There’s a lot that goes into the design of a piston, whether it’s an off-the-shelf part or a specifically designed piece for a high horsepower racing application. Pistons come in all shapes and sizes from flat top to dish, domed, cast aluminum, forged, hypereutectic, short skirt, full round, and even asymmetrical.
What you choose for your next race engine build depends on what type of racing your customer does and if he or she has a budget or if there are rule restrictions that limit your choices, because piston manufacturers can make just about anything you want.
The trend in piston design today has been evolving for many years with pistons being made lighter and lighter with each passing year. But today there are a number of technologies and materials at a piston designer’s disposal to make designing a lightweight piston that has enough strength to last the distance and anti-friction properties to keep it from robbing any of the precious horsepower you so carefully assembled.
The high performance race engine by definition means that the limits are going to be pushed to the edge for most of its life. For piston designers, the limit is peak cylinder pressure. Maximizing cylinder pressure will give the most gains in horsepower, and can be reached by increasing the compression ratio through piston design with either a domed or flat top piston or a dished piston in the case of a power adder such as a supercharger, which dramatically increases cylinder pressures.
Finite Element Analysis
Finite element analysis (FEA) is one of the mostly widely used engineering analysis techniques in the world today. Engineers employ FEA to simulate how a physical system (usually an engineered product or manufacturing process, i.e., pistons) will respond to expected loading conditions.
Like all analysis models, a finite element model is an abstraction of a more complicated physical system. However, the physical world is much too complex to model at every level of detail.

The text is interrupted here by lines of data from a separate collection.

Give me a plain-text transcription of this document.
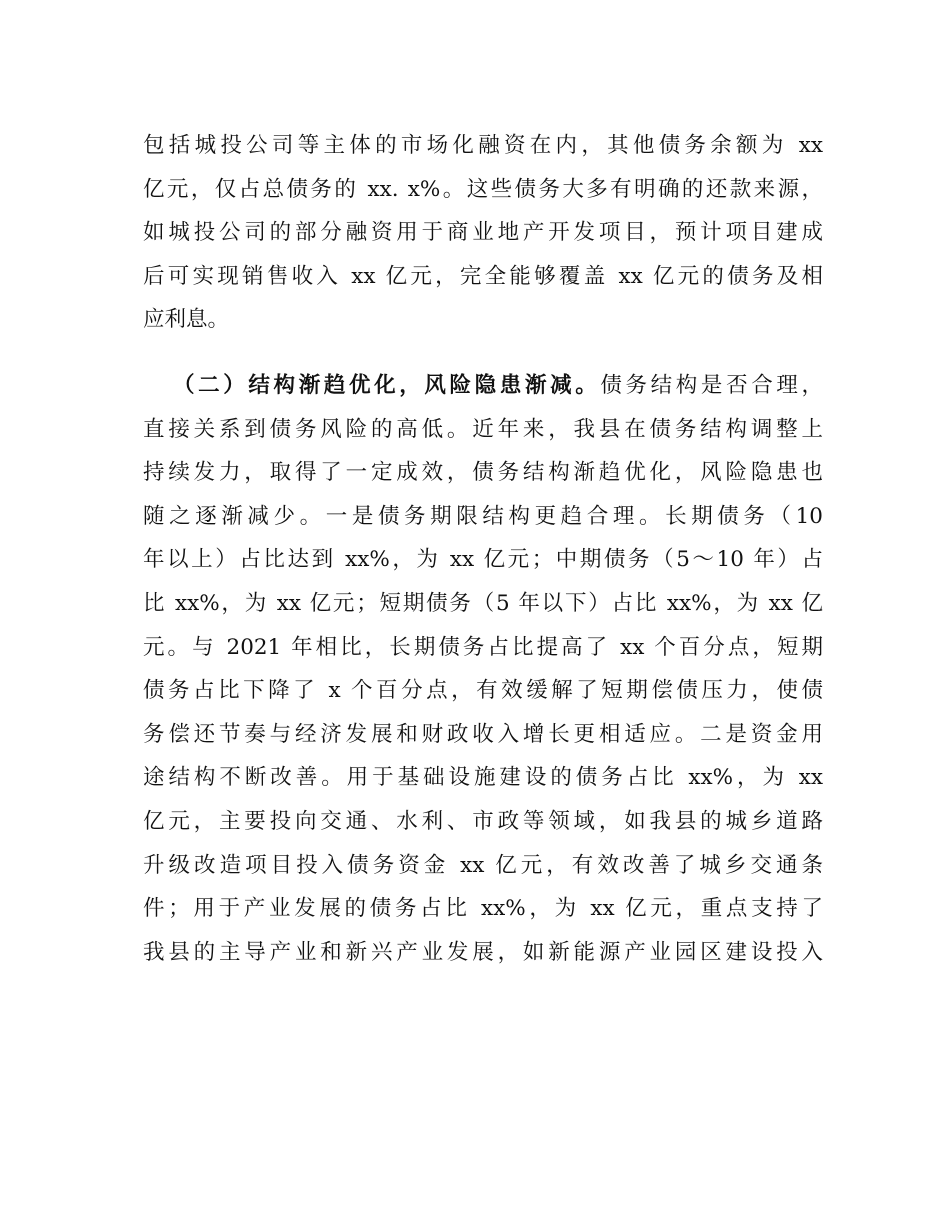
包括城投公司等主体的市场化融资在内，其他债务余额为 xx
亿元，仅占总债务的 xx. x%。这些债务大多有明确的还款来源，
如城投公司的部分融资用于商业地产开发项目，预计项目建成
后可实现销售收入 xx 亿元，完全能够覆盖 xx 亿元的债务及相
应利息。
（二）结构渐趋优化，风险隐患渐减。债务结构是否合理，
直接关系到债务风险的高低。近年来，我县在债务结构调整上
持续发力，取得了一定成效，债务结构渐趋优化，风险隐患也
随之逐渐减少。一是债务期限结构更趋合理。长期债务（10
年以上）占比达到 xx%，为 xx 亿元；中期债务（5～10 年）占
比 xx%，为 xx 亿元；短期债务（5 年以下）占比 xx%，为 xx 亿
元。与 2021 年相比，长期债务占比提高了 xx 个百分点，短期
债务占比下降了 x 个百分点，有效缓解了短期偿债压力，使债
务偿还节奏与经济发展和财政收入增长更相适应。二是资金用
途结构不断改善。用于基础设施建设的债务占比 xx%，为 xx
亿元，主要投向交通、水利、市政等领域，如我县的城乡道路
升级改造项目投入债务资金 xx 亿元，有效改善了城乡交通条
件；用于产业发展的债务占比 xx%，为 xx 亿元，重点支持了
我县的主导产业和新兴产业发展，如新能源产业园区建设投入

One piston manufacturer said that to design a piston, it takes an engineer who not only understands how to make a piston through computer modeling and analysis but who can also understand what the computer doesn’t, who has experience to go beyond what the glowing screen tells him.
All Shapes and Sizes
Older style cylinder heads have larger combustion chambers and therefore may require a piston that incorporates a domed area on top of the piston for racing or performance applications in order to increase the compression ratio. While this has worked to great effect, adding a dome is extra weight and some engine builders choose to mill the head down to increase compression and use a smaller dome or to be able to use a flat top piston instead.
Weight is generally the name of the game for pistons and the rotating assembly, and it’s much easier on the components to move a lighter piece up and down, which in turn allows for quicker acceleration off the line or out of the corner.
Another trend today is shorter piston skirts, or “slipper” skirts. The main reason for shorter skirts is to reduce weight but it also reduces friction, and many manufacturers add an anti-friction coating to minimize scuffing effects on the cylinder walls.
Following “slipper” skirts are less than full round pistons. These pistons have reduced skirt area around the circumference of the piston and are generally braced or strutted underneath for added strength. Some of these designs would have been impossible a few years ago, but due to better tooling and CNC machining, a lot more areas that used to be out of the realm of possibility are now possible. All pistons are slightly out-of-round when viewed from the top to allow for overall thermal expansion.
The barrel shaped design refers to the side profile of the piston. With a barrel shaped design, the upper ring land area of the piston is slightly smaller in diameter than the lower ring land and skirt area of the piston as viewed from the side. Making the upper area of the piston slightly smaller allows more room for thermal expansion when the top of the piston gets hot and swells up.